7. Have an Eye for a Great Title

Not everyone will be as thorough as you when reviewing content. A lot of people will click on a link solely because of a compelling title. As you sharpen your curating skills, you’ll begin to figure out what separates great titles from good titles. If you come across a great article that has just a good title, consider changing the title text when you curate. Doing so means your audience is more inclined to read that article and experience its greatness.

 

Curating content is like curating art. Internet content, in fact, is produced at a far more rapid pace than fine art. With so much content to choose from, curators must become more and more selective, to ensure they’re giving their target audience what they want.

So channel your inner Klaus Biesenbach to make your collection the most influential museum in the world.

About Dennis Shiao

Dennis is Director of Product Marketing at DNN (@DNNCorp), where he’s focused on product and content marketing. DNN creates solutions to help you manage content and community on your website and is the technology behind 800,000+ websites worldwide. Feel free to reach out to Dennis via email, dennis.shiao@dnnsoftware.com or find him on Twitter, @dshiao.
  • MartinSellingzoe

    Dennis
    Thought this was a great post and one I built 3 more tips on top. One curation tip must be to never harm a masterpiece (of any kind). I’ve spent a lot of time starring transfixed at Pollack’s Autumn Rhythm (Number 30) http://www.metmuseum.org/collections/search-the-collections/488978.
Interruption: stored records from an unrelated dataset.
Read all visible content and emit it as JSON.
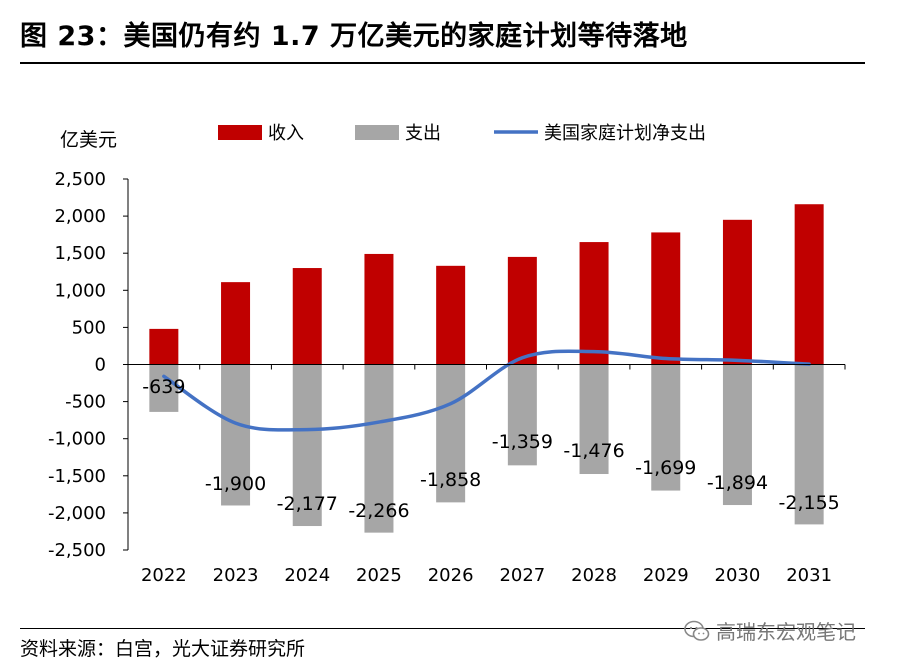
{
  "page": {
    "title": "图 23：美国仍有约 1.7 万亿美元的家庭计划等待落地",
    "source": "资料来源：白宫，光大证券研究所",
    "watermark": "高瑞东宏观笔记"
  },
  "colors": {
    "income": "#c00000",
    "expense": "#a6a6a6",
    "net": "#4472c4"
  },
  "chart_data": {
    "type": "bar",
    "title": "",
    "ylabel": "亿美元",
    "xlabel": "",
    "ylim": [
      -2500,
      2500
    ],
    "yticks": [
      2500,
      2000,
      1500,
      1000,
      500,
      0,
      -500,
      -1000,
      -1500,
      -2000,
      -2500
    ],
    "ytick_labels": [
      "2,500",
      "2,000",
      "1,500",
      "1,000",
      "500",
      "0",
      "-500",
      "-1,000",
      "-1,500",
      "-2,000",
      "-2,500"
    ],
    "categories": [
      "2022",
      "2023",
      "2024",
      "2025",
      "2026",
      "2027",
      "2028",
      "2029",
      "2030",
      "2031"
    ],
    "legend_position": "top",
    "series": [
      {
        "name": "收入",
        "kind": "bar",
        "values": [
          480,
          1110,
          1300,
          1490,
          1330,
          1450,
          1650,
          1780,
          1950,
          2160
        ]
      },
      {
        "name": "支出",
        "kind": "bar",
        "values": [
          -639,
          -1900,
          -2177,
          -2266,
          -1858,
          -1359,
          -1476,
          -1699,
          -1894,
          -2155
        ]
      },
      {
        "name": "美国家庭计划净支出",
        "kind": "line",
        "values": [
          -159,
          -790,
          -877,
          -776,
          -528,
          91,
          174,
          81,
          56,
          5
        ]
      }
    ],
    "data_labels": [
      "-639",
      "-1,900",
      "-2,177",
      "-2,266",
      "-1,858",
      "-1,359",
      "-1,476",
      "-1,699",
      "-1,894",
      "-2,155"
    ]
  }
}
    Can your title be above or below the painting? This may seem like the worst kind of snobbery, but it isn’t. I studied painting with Alton Pickens at Vassar and it was a hard day when I realized as a painter I make a much better Internet marketer (lol). That particular masterpiece defines MoMA’s brave curation.

    Their Pollack 1998 Retrospective exhibition was amazing. The recreation of Pollack’s studio floor was inspirational. Realizing Pollack worked in such a small space and yet his work was so LARGE. Realizing Pollack froze in winter and sweated all summer made his courage and WILL that much stronger.

    The painting is an inspired choice since Pollack’s process was highly curatorial mashing mentors like Thomas Hart Benton into a “new art” practiced with friends and eventually called abstract expressionism. In every Pollack, if you look closely, you can see de Kooning, Kline, Still and Stuart Davis (among many others).

    Each time I visit MoMA I spend time with Autumn Rhythm. I spend a lot of time with MoMA’s Hoppers too and the line between those two painters is shorter than you think. I love using paintings to illustrate my curation, but hope I’ve never put a title in front of them (will make sure of it going forward and hope you will too). Thanks, Marty

  • victor.nganguem

    j’aime ça

  • Barry Deutsch

    Great List. Since I began curating, I take an entirely different perspective on the person who is sharing the article. I still think the vast majority of article sharing falls into the category of sharing links with no thought, understanding, insight into the article. If this comprises 99% of article sharing – imagine the impact the 1% of us who actually curate can have in influencing and engaging our clients and customers.

    I would another that I consider on every curated piece I write: Be Bold. No one likes to read vanilla, boring, “just the facts” reporting. Share your point of view. Put your spin on it. Disagree with the article. Fit it into your model. Challenge your clients and customers. Be controversial. Share an opposing view. Play Devil’s Advocate. Be opinionated. My clients like my content because I am willing to shock them – I’m willing to challenge the status quo – I’m willing to take hundreds of years of tribal and traditional activity when it comes to hiring and retention – and turn it upside down. I’m willing to be the lone voice in my industry. I’m willing to set myself apart from everyone else. I’m willing to put a target on my back and have others challenge me.

    I would lay down a challenge for curators – are you willing to stand apart from the crowd and take a stand?

    • Dennis Shiao

      Thanks for your comments, Barry. I agree with your point about being bold, though my “filter” (or goal) is to be useful. Being bold and useful is fine, as long as the latter still holds true.